When we are clothed with this outward world,
Feel the soft air, behold the glorious Sunne,
All this we have from meat that's daily hurld
Into these mouthes. But first of all we wonne
This priviledge by our first union
With this worlds body and diffused spright.
I'th' higher world there's such communion:
Christ is the sunne that by his chearing might
Awakes our higher rayes to joyn with his pure light.

32

And when he hath that life elicited,
He gives his own dear body and his bloud
To drink and eat. Thus dayly we are fed
Unto eternall life.
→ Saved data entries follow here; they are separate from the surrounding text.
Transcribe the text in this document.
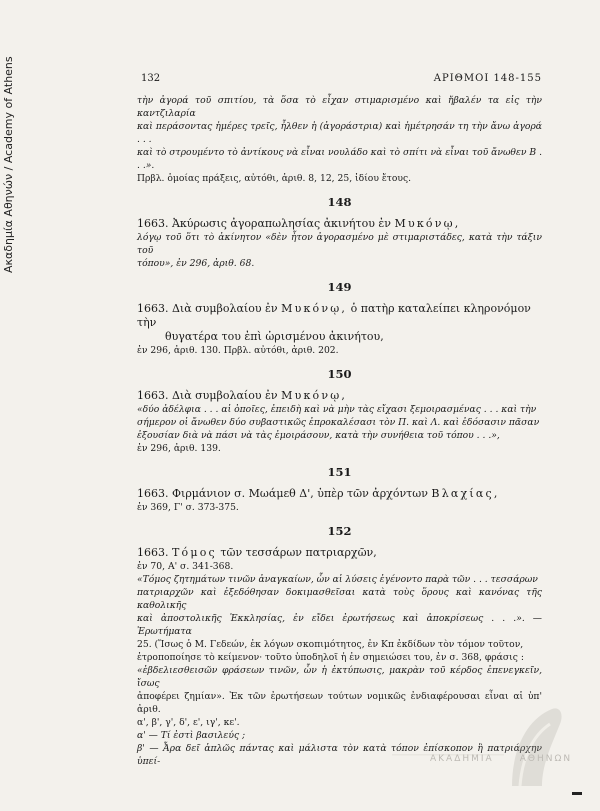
Ακαδημία Αθηνών / Academy of Athens	132	ΑΡΙΘΜΟΙ 148-155

τὴν ἀγορά τοῦ σπιτίου, τὰ ὅσα τὸ εἶχαν στιμαρισμένο καὶ ἤβαλέν τα εἰς τὴν καντζιλαρία

καὶ περάσοντας ἡμέρες τρεῖς, ἦλθεν ἡ (ἀγοράστρια) καὶ ἠμέτρησάν τη τὴν ἄνω ἀγορά . . .

καὶ τὸ στρουμέντο τὸ ἀντίκους νὰ εἶναι νουλάδο καὶ τὸ σπίτι νὰ εἶναι τοῦ ἄνωθεν Β . . .».

Πρβλ. ὁμοίας πράξεις, αὐτόθι, ἀριθ. 8, 12, 25, ἰδίου ἔτους.

148

1663. Ἀκύρωσις ἀγοραπωλησίας ἀκινήτου ἐν Μυκόνῳ,

λόγῳ τοῦ ὅτι τὸ ἀκίνητον «δὲν ἦτον ἀγορασμένο μὲ στιμαριστάδες, κατὰ τὴν τάξιν τοῦ

τόπου», ἐν 296, ἀριθ. 68.

149

1663. Διὰ συμβολαίου ἐν Μυκόνῳ, ὁ πατὴρ καταλείπει κληρονόμον τὴν
θυγατέρα του ἐπὶ ὡρισμένου ἀκινήτου,

ἐν 296, ἀριθ. 130. Πρβλ. αὐτόθι, ἀριθ. 202.

150

1663. Διὰ συμβολαίου ἐν Μυκόνῳ,

«δύο ἀδέλφια . . . αἱ ὁποῖες, ἐπειδὴ καὶ νὰ μὴν τὰς εἴχασι ξεμοιρασμένας . . . καὶ τὴν

σήμερον οἱ ἄνωθεν δύο συβαστικῶς ἐπροκαλέσασι τὸν Π. καὶ Λ. καὶ ἐδόσασιν πᾶσαν

ἐξουσίαν διὰ νὰ πάσι νὰ τὰς ἐμοιράσουν, κατὰ τὴν συνήθεια τοῦ τόπου . . .»,

ἐν 296, ἀριθ. 139.

151

1663. Φιρμάνιον σ. Μωάμεθ Δ', ὑπὲρ τῶν ἀρχόντων Βλαχίας,

ἐν 369, Γ' σ. 373-375.

152

1663. Τόμος τῶν τεσσάρων πατριαρχῶν,

ἐν 70, Α' σ. 341-368.

«Τόμος ζητημάτων τινῶν ἀναγκαίων, ὧν αἱ λύσεις ἐγένοντο παρὰ τῶν . . . τεσσάρων

πατριαρχῶν καὶ ἐξεδόθησαν δοκιμασθεῖσαι κατὰ τοὺς ὅρους καὶ κανόνας τῆς καθολικῆς

καὶ ἀποστολικῆς Ἐκκλησίας, ἐν εἴδει ἐρωτήσεως καὶ ἀποκρίσεως . . .». — Ἐρωτήματα

25. (Ἴσως ὁ Μ. Γεδεών, ἐκ λόγων σκοπιμότητος, ἐν Κπ ἐκδίδων τὸν τόμον τοῦτον,

ἐτροποποίησε τὸ κείμενον· τοῦτο ὑποδηλοῖ ἡ ἐν σημειώσει του, ἐν σ. 368, φράσις :

«ἐβδελιεσθεισῶν φράσεων τινῶν, ὧν ἡ ἐκτύπωσις, μακρὰν τοῦ κέρδος ἐπενεγκεῖν, ἴσως

ἀποφέρει ζημίαν». Ἐκ τῶν ἐρωτήσεων τούτων νομικῶς ἐνδιαφέρουσαι εἶναι αἱ ὑπ' ἀριθ.

α', β', γ', δ', ε', ιγ', κε'.

α' — Τί ἐστὶ βασιλεύς ;

β' — Ἆρα δεῖ ἁπλῶς πάντας καὶ μάλιστα τὸν κατὰ τόπον ἐπίσκοπον ἢ πατριάρχην ὑπεί-	ΑΚΑΔΗΜΙΑ	ΑΘΗΝΩΝ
Thus do we bud,
True heavenly plants, suck in our lasting food
From the first spring of life, incorporate
Into the higher world (as erst I show'd
Our lower rayes the soul to subjugate
To this low world) we fearlesse sit above all fate,

33

Safely that kingdomes glory contemplate,
O'reflow with joy by a full sympathie
With that worlds sprite, and blesse our own estate,
Praising the fount of all felicitie,
The lovely light of the blest Deitie.
Vain mortals think on this, and raise your mind
Above the bodies life; strike through the skie
With piercing throbs and sighs, that you may find
His face. Base fleshly fumes your drowsie eyes thus blind.

34

So hath my Muse according to her skill
Discovered the soul in all her rayes,
The lowest may occasionate much ill,
But is indifferent. Who may dispraise
Dame Natures work? But yet you ought to raise
Your selves to higher state. Eternitie
Is the souls rest, and everlasting dayes:
Aspire to this and hope for victorie
I further yet shall prove her immortalitie.